While the CSA has backed off from the comprehensive approach in the 2011 proposals, it does say the 2007 market disruption “demonstrates the need for changes to how short-term securitized products such as ABCP are distributed on a prospectus-exempt basis.” As such, it has decided that there should be a separate prospectus exemption for short-term securitized products with conditions that take into account their particular characteristics and risks; and, reflect improved market practices post-financial crisis.

The new proposals are intended to “address certain investor protection and systemic risk concerns raised by certain types of complex ABCP”, the notice says. And, they will allow the regulators to collect information on distributions of securitized products made under other prospectus exemptions, such as the accredited investor exemption, it notes.
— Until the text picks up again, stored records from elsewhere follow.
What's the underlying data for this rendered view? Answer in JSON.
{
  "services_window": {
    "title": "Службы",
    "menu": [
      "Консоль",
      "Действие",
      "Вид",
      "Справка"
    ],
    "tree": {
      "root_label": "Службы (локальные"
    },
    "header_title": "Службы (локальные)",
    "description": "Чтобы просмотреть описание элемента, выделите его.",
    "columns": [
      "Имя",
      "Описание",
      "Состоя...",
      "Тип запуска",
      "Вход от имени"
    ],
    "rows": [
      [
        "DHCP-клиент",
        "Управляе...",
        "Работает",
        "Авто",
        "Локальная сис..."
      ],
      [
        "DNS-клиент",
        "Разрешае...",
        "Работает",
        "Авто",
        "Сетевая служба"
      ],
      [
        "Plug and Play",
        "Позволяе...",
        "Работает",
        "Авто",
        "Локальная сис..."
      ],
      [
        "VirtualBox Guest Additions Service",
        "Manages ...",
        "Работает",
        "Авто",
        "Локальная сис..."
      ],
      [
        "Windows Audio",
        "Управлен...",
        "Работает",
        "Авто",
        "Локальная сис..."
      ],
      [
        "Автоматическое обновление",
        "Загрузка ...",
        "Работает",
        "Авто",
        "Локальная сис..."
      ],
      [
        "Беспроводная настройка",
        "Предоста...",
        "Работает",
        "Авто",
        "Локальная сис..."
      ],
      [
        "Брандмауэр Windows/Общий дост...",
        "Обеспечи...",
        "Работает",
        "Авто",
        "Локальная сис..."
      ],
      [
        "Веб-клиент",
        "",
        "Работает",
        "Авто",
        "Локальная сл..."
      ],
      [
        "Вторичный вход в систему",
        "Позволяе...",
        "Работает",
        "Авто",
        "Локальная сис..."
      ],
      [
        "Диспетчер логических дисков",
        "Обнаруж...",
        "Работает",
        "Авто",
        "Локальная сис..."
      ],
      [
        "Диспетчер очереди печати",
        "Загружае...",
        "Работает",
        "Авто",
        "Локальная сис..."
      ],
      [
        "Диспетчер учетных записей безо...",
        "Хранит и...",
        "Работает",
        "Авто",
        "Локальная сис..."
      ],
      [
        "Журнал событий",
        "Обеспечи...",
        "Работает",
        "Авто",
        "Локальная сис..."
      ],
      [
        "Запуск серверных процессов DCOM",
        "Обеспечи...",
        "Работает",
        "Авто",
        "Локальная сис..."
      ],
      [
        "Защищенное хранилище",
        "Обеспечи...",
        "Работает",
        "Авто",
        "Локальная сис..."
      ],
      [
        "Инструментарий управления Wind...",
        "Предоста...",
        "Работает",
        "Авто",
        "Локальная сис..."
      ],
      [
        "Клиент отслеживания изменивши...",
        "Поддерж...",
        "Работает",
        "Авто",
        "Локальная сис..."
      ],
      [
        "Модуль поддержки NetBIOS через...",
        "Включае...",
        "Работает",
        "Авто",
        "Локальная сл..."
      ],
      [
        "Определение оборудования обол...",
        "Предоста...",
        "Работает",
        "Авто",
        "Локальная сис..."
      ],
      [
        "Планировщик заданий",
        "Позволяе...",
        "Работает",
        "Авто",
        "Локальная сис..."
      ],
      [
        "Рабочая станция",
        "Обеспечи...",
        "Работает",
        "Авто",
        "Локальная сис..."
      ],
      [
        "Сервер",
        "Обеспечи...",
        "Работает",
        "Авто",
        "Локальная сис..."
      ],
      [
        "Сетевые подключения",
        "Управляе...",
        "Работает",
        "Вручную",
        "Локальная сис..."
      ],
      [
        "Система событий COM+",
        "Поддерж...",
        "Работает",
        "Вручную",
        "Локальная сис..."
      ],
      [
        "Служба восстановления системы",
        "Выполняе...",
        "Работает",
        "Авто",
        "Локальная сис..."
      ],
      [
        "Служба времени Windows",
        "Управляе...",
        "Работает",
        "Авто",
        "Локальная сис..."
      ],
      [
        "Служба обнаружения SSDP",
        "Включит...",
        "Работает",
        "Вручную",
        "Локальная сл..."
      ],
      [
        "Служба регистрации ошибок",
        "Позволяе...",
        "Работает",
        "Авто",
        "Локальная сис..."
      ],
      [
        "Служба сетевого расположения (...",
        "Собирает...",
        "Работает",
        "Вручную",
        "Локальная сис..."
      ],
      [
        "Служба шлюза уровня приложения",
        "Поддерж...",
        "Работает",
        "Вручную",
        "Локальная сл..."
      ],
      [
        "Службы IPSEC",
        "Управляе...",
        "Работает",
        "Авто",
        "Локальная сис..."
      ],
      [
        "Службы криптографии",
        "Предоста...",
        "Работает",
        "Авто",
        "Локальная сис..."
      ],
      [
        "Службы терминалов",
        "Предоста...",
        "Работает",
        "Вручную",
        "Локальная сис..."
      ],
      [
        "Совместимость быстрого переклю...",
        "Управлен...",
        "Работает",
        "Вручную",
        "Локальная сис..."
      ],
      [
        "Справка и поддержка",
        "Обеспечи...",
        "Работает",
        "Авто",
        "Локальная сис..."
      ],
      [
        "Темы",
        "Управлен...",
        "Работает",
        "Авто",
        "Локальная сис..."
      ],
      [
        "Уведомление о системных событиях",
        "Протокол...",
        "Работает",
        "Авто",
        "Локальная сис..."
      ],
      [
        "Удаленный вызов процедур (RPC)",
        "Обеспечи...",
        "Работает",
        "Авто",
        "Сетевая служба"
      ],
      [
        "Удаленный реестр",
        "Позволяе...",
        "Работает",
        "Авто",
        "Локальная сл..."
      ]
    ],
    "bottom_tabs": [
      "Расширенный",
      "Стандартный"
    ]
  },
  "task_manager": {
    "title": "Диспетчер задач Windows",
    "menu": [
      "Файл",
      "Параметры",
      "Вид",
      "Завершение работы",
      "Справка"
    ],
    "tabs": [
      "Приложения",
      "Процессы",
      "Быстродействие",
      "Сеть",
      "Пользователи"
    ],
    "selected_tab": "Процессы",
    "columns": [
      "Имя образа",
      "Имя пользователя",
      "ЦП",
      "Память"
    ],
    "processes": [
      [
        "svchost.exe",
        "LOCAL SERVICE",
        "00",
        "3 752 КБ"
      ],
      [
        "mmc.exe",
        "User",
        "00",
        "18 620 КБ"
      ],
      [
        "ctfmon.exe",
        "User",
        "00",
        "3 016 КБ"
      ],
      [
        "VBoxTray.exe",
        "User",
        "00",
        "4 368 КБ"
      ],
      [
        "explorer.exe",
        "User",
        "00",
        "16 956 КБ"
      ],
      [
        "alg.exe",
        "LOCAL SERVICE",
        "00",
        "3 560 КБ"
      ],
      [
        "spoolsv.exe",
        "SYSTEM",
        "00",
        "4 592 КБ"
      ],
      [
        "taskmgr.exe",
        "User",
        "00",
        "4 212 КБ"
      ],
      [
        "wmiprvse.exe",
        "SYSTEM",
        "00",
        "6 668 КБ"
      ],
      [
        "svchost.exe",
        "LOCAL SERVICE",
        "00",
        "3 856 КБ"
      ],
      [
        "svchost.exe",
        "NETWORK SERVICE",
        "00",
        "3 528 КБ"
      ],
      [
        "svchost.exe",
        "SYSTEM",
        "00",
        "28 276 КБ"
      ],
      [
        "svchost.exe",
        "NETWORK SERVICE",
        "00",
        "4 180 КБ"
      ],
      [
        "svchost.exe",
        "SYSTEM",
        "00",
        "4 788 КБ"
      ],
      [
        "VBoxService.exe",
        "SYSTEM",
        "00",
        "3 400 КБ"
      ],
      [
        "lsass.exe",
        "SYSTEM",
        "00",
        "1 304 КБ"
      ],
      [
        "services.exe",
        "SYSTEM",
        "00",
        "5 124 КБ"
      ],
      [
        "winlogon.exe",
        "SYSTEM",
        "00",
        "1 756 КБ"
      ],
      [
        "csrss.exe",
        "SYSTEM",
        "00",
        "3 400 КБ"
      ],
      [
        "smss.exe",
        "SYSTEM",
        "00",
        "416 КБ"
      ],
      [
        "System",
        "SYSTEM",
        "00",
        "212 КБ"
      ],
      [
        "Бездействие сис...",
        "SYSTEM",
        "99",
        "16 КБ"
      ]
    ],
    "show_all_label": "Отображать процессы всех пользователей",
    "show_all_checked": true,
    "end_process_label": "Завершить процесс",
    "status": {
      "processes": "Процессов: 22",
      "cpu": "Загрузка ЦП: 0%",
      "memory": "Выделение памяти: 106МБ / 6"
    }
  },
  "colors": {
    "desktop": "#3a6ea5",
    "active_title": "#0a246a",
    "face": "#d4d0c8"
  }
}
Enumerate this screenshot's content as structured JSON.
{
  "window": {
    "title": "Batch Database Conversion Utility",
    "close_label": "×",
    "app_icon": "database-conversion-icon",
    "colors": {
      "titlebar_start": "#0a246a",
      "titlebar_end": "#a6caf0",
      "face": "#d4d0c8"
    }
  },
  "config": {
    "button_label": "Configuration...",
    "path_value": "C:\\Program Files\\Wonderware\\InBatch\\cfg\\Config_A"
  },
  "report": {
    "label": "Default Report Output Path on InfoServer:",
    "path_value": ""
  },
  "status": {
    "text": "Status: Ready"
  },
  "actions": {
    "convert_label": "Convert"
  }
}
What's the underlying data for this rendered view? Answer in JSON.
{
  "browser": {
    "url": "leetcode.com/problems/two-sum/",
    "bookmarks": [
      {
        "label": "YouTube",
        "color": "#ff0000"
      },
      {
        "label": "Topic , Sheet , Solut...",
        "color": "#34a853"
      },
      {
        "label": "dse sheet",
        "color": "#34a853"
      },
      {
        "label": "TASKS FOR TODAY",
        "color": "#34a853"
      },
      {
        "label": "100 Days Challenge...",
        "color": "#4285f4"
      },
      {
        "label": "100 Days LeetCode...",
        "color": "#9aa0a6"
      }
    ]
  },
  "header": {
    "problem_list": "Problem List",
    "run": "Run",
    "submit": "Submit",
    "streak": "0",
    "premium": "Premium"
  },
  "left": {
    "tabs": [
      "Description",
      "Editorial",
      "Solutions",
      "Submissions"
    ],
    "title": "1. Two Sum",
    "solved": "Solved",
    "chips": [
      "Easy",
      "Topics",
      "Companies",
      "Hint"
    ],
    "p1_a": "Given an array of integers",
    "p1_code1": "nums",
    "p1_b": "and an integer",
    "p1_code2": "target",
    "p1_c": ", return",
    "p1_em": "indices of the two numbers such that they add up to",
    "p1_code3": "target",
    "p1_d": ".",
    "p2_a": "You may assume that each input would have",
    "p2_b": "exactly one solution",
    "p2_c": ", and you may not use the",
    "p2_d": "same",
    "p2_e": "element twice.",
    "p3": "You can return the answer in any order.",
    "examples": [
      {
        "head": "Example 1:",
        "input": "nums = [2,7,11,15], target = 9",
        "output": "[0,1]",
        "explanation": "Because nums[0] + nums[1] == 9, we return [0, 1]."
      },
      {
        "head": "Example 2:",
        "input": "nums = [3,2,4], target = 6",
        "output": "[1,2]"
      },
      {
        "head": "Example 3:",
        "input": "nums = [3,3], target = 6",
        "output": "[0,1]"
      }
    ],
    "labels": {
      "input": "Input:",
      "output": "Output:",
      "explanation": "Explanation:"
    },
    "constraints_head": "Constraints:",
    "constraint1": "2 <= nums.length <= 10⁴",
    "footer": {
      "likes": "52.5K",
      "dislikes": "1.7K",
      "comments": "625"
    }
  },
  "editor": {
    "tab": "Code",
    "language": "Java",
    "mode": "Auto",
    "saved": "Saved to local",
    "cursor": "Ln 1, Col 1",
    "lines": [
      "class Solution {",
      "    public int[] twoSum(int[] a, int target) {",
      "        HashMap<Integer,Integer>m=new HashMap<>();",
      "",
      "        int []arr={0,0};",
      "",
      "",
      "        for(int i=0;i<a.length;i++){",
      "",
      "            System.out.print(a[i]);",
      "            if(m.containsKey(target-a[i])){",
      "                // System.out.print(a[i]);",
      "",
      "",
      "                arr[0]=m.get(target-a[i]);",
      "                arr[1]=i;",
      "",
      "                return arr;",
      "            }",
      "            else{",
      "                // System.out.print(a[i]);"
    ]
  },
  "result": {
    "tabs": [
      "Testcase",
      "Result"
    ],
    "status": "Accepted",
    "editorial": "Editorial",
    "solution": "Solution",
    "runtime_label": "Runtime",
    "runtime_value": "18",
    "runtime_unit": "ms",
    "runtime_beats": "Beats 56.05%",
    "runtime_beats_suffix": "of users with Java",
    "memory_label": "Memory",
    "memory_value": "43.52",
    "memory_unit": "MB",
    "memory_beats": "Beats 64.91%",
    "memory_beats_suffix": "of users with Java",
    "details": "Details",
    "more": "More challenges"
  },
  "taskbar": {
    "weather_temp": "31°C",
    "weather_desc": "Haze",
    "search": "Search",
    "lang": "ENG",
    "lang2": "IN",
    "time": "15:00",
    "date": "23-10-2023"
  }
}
The CSA is also proposing amendments that would modify the credit ratings required to distribute short-term debt, which is primarily commercial paper (CP), under the short-term debt exemption. These changes aim to remove the regulatory disincentive for some CP issuers to obtain an additional credit rating; provide consistent treatment of CP issuers with similar credit risk; and, maintain the current credit quality of CP distributed under the short-term debt exemption.

“These amendments reflect a tailored approach to differing investor protection and systemic risk concerns related to Canadian CP and ABCP while continuing to advance efficiency and fairness in the capital markets,” said Bill Rice, chair of the CSA and chair and CEO of the Alberta Securities Commission (ASC).

The proposals are out for a 90-day comment period, until April 23.